Ana Redondo ha fatto sapere di «aver incontrato» il presidente della «Associazione contro le terapie di conversione», l’omosessuale militante Saúl Castro e che è intenzionata ad «andare avanti». Si noti che le infrazioni alla legge «anti conversione» si pagano caro: sono previste multe «dai 200 ai 150.000 euro», il prezzo della libertà.
Con gran coraggio quindi, mons. José Ignacio Munilla, vescovo di Orihuela-Alicante, ha scritto su X che «Quella che chiamano terapia di conversione» in realtà «non esiste». Si tratta di un ennesimo «costrutto ideologico del marxismo» fabbricato ad arte per «impedire alla Chiesa di accompagnare pastoralmente le persone con inclinazioni omosessuali», aiutandole a «vivere la virtù della castità».
«D’altra parte», continua il presule, è «ironico» che coloro che «difendono la libertà di cambiare sesso», con «ormoni e interventi chirurgici inclusi» vorrebbero proibire «agli omosessuali di richiedere liberamente» questa cosiddetta «terapia di conversione».

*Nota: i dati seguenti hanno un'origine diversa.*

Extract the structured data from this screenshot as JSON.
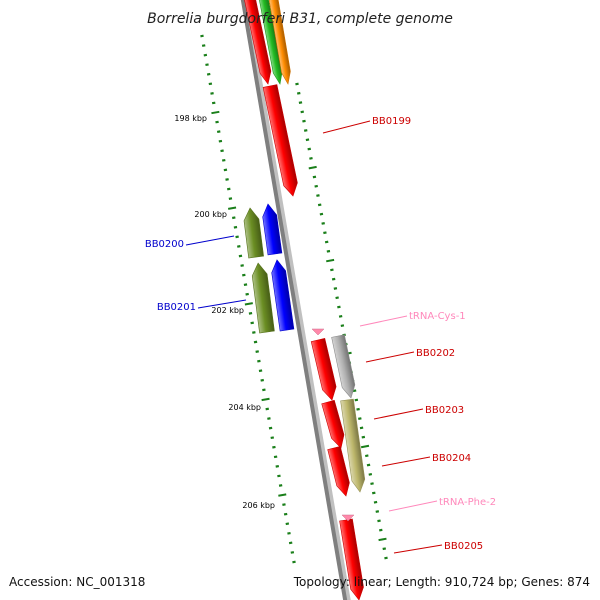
{
  "title": "Borrelia burgdorferi B31, complete genome",
  "footer": {
    "accession": "Accession: NC_001318",
    "summary": "Topology: linear; Length: 910,724 bp; Genes: 874"
  },
  "scale_labels": [
    "198 kbp",
    "200 kbp",
    "202 kbp",
    "204 kbp",
    "206 kbp"
  ],
  "colors": {
    "backbone": "#7f7f7f",
    "backbone_shadow": "#c0c0c0",
    "tick": "#1a7f1a",
    "gene_red": "#ff0000",
    "gene_blue": "#0000ff",
    "gene_olive": "#6b8e23",
    "gene_khaki": "#bdb76b",
    "gene_gray": "#b0b0b0",
    "gene_green": "#22bb22",
    "gene_orange": "#ff8c00",
    "trna_pink": "#ff88aa",
    "label_red": "#cc0000",
    "label_blue": "#0000cc",
    "label_pink": "#ff88bb"
  },
  "gene_labels": [
    {
      "text": "BB0199",
      "color": "label_red"
    },
    {
      "text": "BB0200",
      "color": "label_blue"
    },
    {
      "text": "BB0201",
      "color": "label_blue"
    },
    {
      "text": "tRNA-Cys-1",
      "color": "label_pink"
    },
    {
      "text": "BB0202",
      "color": "label_red"
    },
    {
      "text": "BB0203",
      "color": "label_red"
    },
    {
      "text": "BB0204",
      "color": "label_red"
    },
    {
      "text": "tRNA-Phe-2",
      "color": "label_pink"
    },
    {
      "text": "BB0205",
      "color": "label_red"
    }
  ],
  "features": [
    {
      "name": "gene-top-a",
      "color": "gene_red",
      "dir": "down"
    },
    {
      "name": "gene-top-b",
      "color": "gene_green",
      "dir": "down"
    },
    {
      "name": "gene-top-c",
      "color": "gene_orange",
      "dir": "down"
    },
    {
      "name": "gene-bb0199",
      "color": "gene_red",
      "dir": "down"
    },
    {
      "name": "gene-bb0200-olive",
      "color": "gene_olive",
      "dir": "up"
    },
    {
      "name": "gene-bb0200-blue",
      "color": "gene_blue",
      "dir": "up"
    },
    {
      "name": "gene-bb0201-olive",
      "color": "gene_olive",
      "dir": "up"
    },
    {
      "name": "gene-bb0201-blue",
      "color": "gene_blue",
      "dir": "up"
    },
    {
      "name": "gene-bb0202",
      "color": "gene_red",
      "dir": "down"
    },
    {
      "name": "gene-bb0202-gray",
      "color": "gene_gray",
      "dir": "down"
    },
    {
      "name": "gene-bb0203",
      "color": "gene_red",
      "dir": "down"
    },
    {
      "name": "gene-bb0203-khaki",
      "color": "gene_khaki",
      "dir": "down"
    },
    {
      "name": "gene-bb0204",
      "color": "gene_red",
      "dir": "down"
    },
    {
      "name": "gene-bb0205",
      "color": "gene_red",
      "dir": "down"
    },
    {
      "name": "trna-cys-1",
      "color": "trna_pink",
      "dir": "down"
    },
    {
      "name": "trna-phe-2",
      "color": "trna_pink",
      "dir": "down"
    }
  ]
}
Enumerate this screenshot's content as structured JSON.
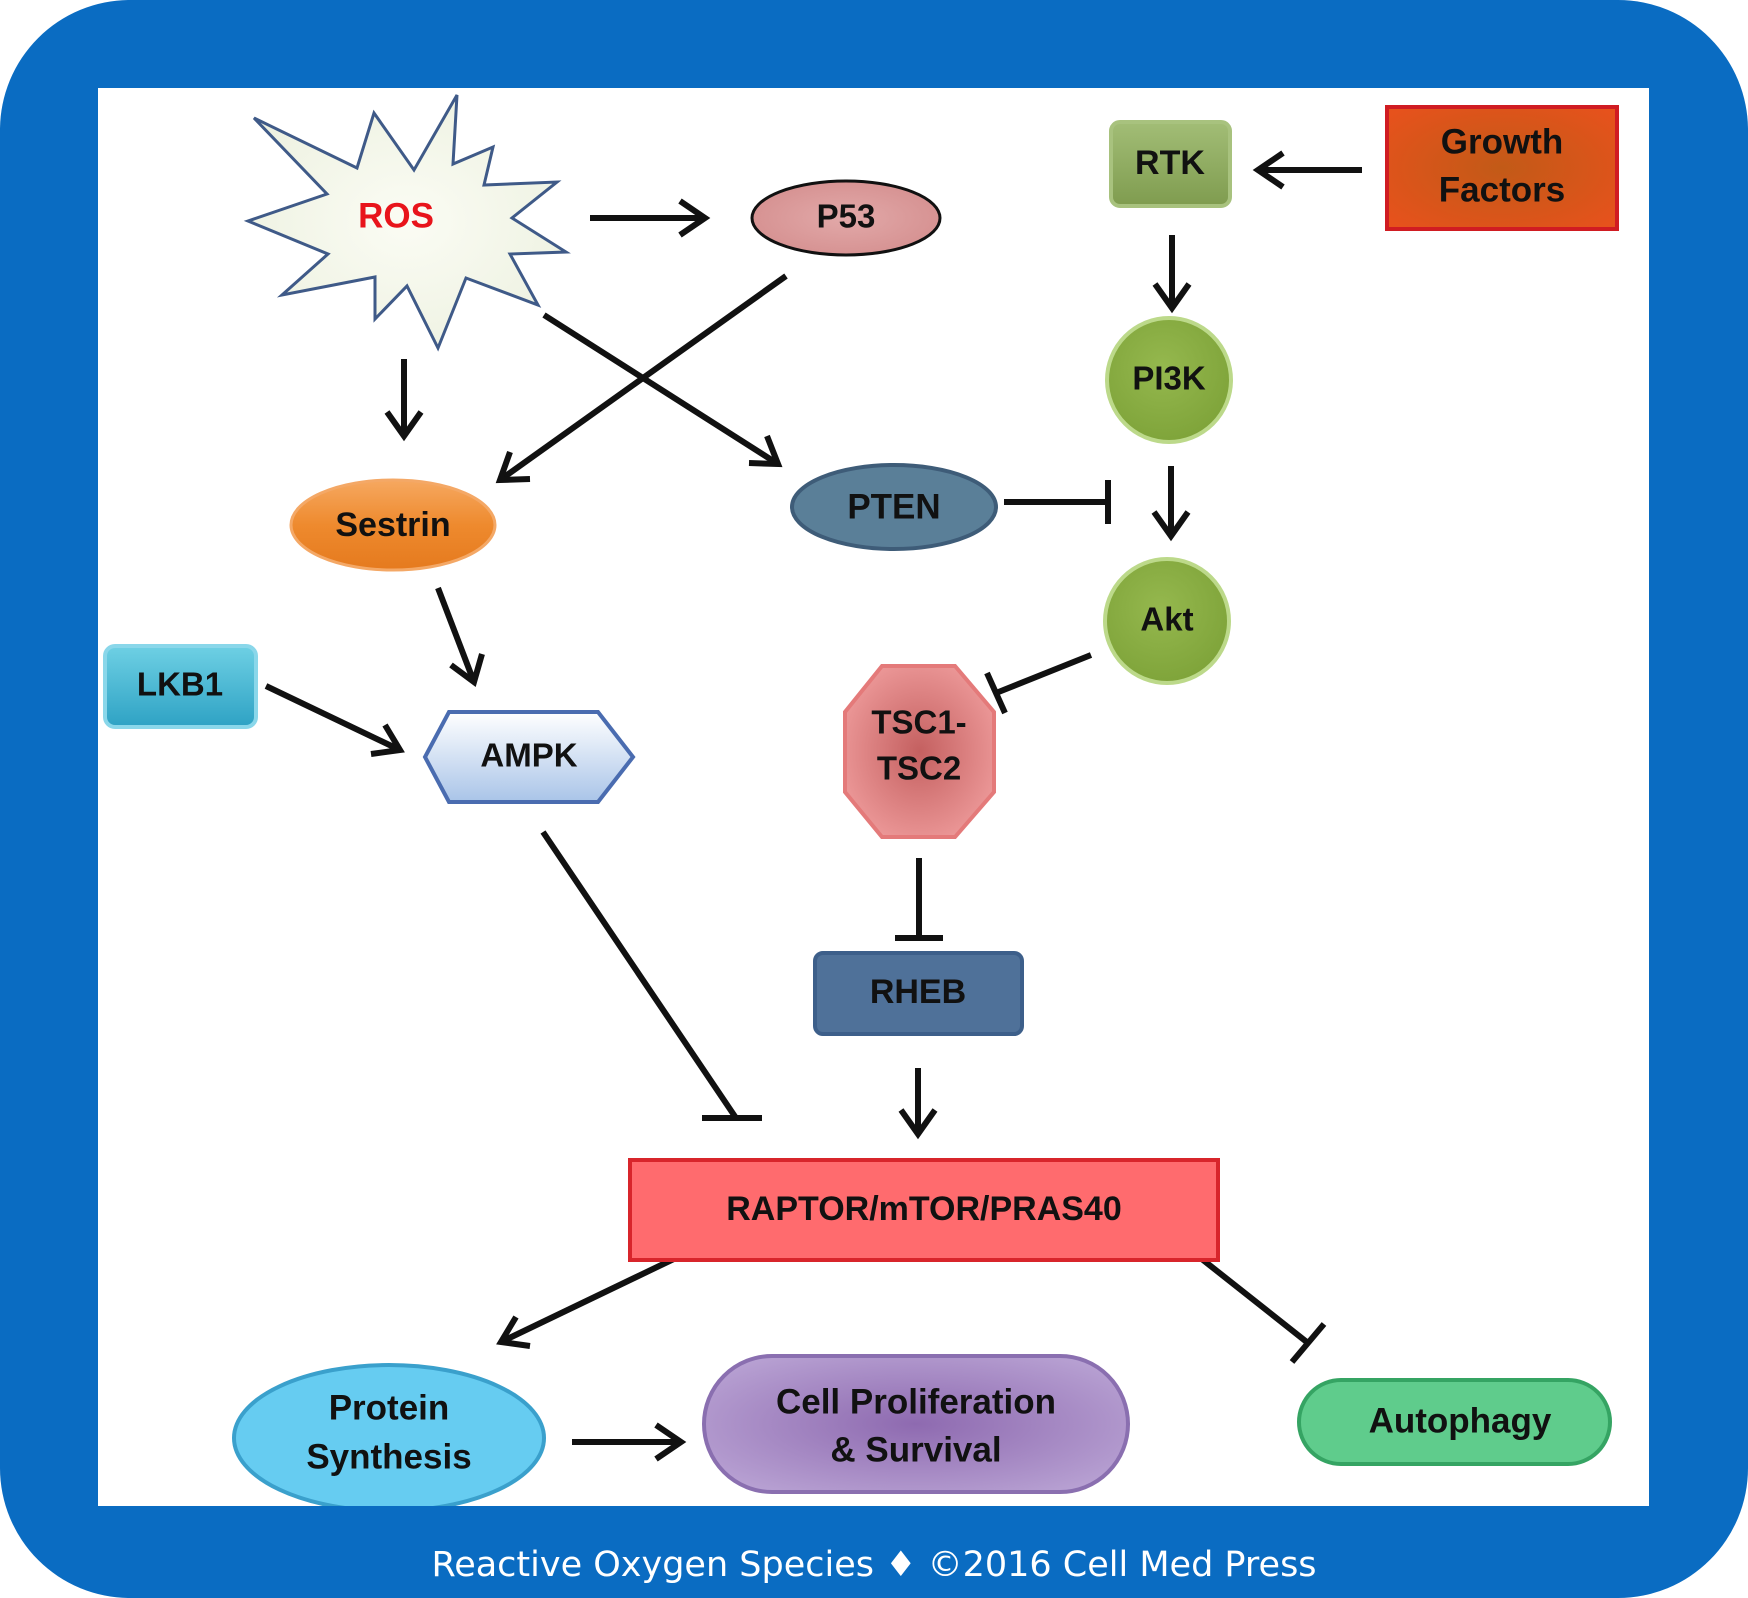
{
  "nodes": {
    "ros": "ROS",
    "p53": "P53",
    "rtk": "RTK",
    "growth_factors": [
      "Growth",
      "Factors"
    ],
    "pi3k": "PI3K",
    "sestrin": "Sestrin",
    "pten": "PTEN",
    "akt": "Akt",
    "lkb1": "LKB1",
    "ampk": "AMPK",
    "tsc": [
      "TSC1-",
      "TSC2"
    ],
    "rheb": "RHEB",
    "mtor": "RAPTOR/mTOR/PRAS40",
    "protein_synthesis": [
      "Protein",
      "Synthesis"
    ],
    "cell_proliferation": [
      "Cell Proliferation",
      "& Survival"
    ],
    "autophagy": "Autophagy"
  },
  "footer": "Reactive Oxygen Species ♦ ©2016 Cell Med Press",
  "colors": {
    "frame": "#0a6cc2",
    "ros_text": "#e8141b",
    "arrow": "#111111"
  }
}
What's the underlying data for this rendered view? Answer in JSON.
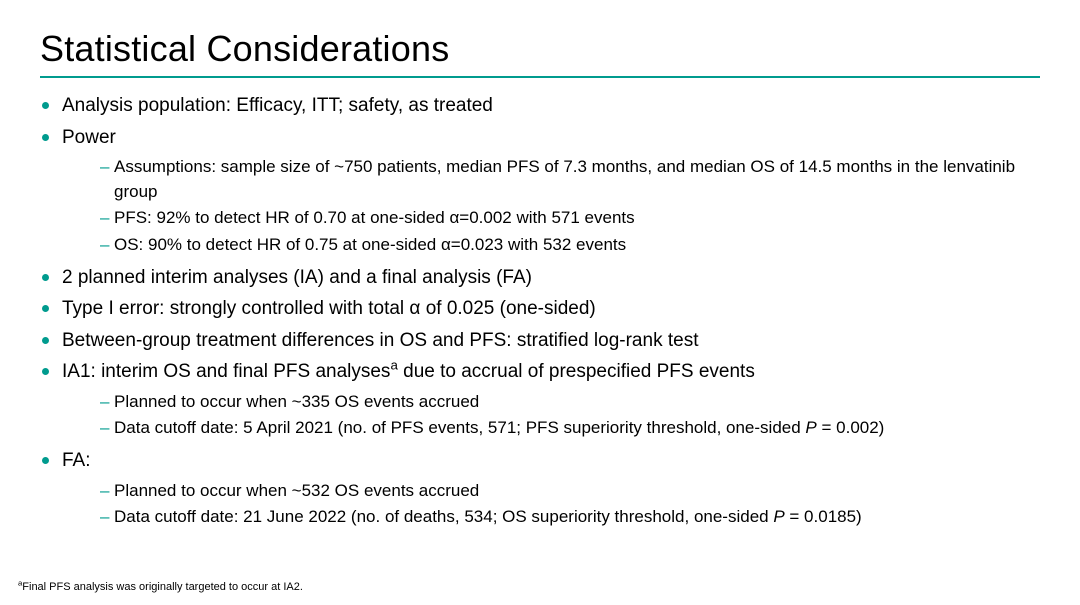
{
  "colors": {
    "accent": "#009b8e",
    "text": "#000000",
    "background": "#ffffff"
  },
  "typography": {
    "title_fontsize_pt": 27,
    "lvl1_fontsize_pt": 14,
    "lvl2_fontsize_pt": 13,
    "footnote_fontsize_pt": 8,
    "font_family": "Arial"
  },
  "title": "Statistical Considerations",
  "bullets": {
    "b1": "Analysis population: Efficacy, ITT; safety, as treated",
    "b2": "Power",
    "b2_subs": {
      "s1": "Assumptions: sample size of ~750 patients, median PFS of 7.3 months, and median OS of 14.5 months in the lenvatinib group",
      "s2": "PFS: 92% to detect HR of 0.70 at one-sided α=0.002 with 571 events",
      "s3": "OS: 90% to detect HR of 0.75 at one-sided α=0.023 with 532 events"
    },
    "b3": "2 planned interim analyses (IA) and a final analysis (FA)",
    "b4": "Type I error: strongly controlled with total α of 0.025 (one-sided)",
    "b5": "Between-group treatment differences in OS and PFS: stratified log-rank test",
    "b6_pre": "IA1: interim OS and final PFS analyses",
    "b6_sup": "a",
    "b6_post": " due to accrual of prespecified PFS events",
    "b6_subs": {
      "s1": "Planned to occur when ~335 OS events accrued",
      "s2_pre": "Data cutoff date: 5 April 2021 (no. of PFS events, 571; PFS superiority threshold, one-sided ",
      "s2_p": "P",
      "s2_post": " = 0.002)"
    },
    "b7": "FA:",
    "b7_subs": {
      "s1": "Planned to occur when ~532 OS events accrued",
      "s2_pre": "Data cutoff date: 21 June 2022 (no. of deaths, 534; OS superiority threshold, one-sided ",
      "s2_p": "P",
      "s2_post": " = 0.0185)"
    }
  },
  "footnote": {
    "sup": "a",
    "text": "Final PFS analysis was originally targeted to occur at IA2."
  }
}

Ma forse, fanatici laicisti che non siete altro, pensate che lo spagnolo omosessuale sia più stupido degli altri cittadini e non sappia decidere da solo se aderire alle proposte cristiane o meno?
Secondo mons. Munilla la possibile censura di questi «corsi e seminari» – a cui tutti sono invitati, ma nessuno costretto – è una «chiara dimostrazione» che i socialisti al potere «non credono nella libertà, di cui si vantavano tanto». Ed al contempo è «un’ulteriore prova della mancanza di libertà religiosa» che impongono da anni alla (ex) cattolica Spagna.
A causa delle polemiche fomentate dai laicisti c’è stato un incontro tra Ana Redondo e il presidente dei vescovi di Spagna, mons. Luis Argüello.
Mons. Argüello, scrive il comunicato ufficiale, ha spiegato che l’espressione «terapie di conversione» è «imprecisa, troppo ampia e non scientifica» e la Chiesa non la usa «nell’ambito della sua azione pastorale».
Il presule ha aggiunto che «il progetto Trasformati», come sanno le persone che lo hanno provato, «invita alla conversione a Cristo» e alla «proposta di vita che nasce dal Vangelo e che viene offerta a tutti gli uomini», omosessuali non esclusi.
Sulla ricezione del sacramento eucaristico il vescovo ha fatto chiarezza ribadendo a politici che sanno poco o nulla in materia, che «la norma fondamentale per ricevere la comunione», «è quella di essere in grazia di Dio», e ovviamente riguarda «tutti i cattolici», a prescindere dalle propensioni intime.
Ci auguriamo che le critiche del laicismo iberico si plachino presto, ma abbiamo ragione di temere che avverrà esattamente il contrario, vista l’opposizione – ogni giorno crescente – tra la visione cattolica ed evangelica della vita e quella dell’ateismo antiumanistico e totalitario di oggi.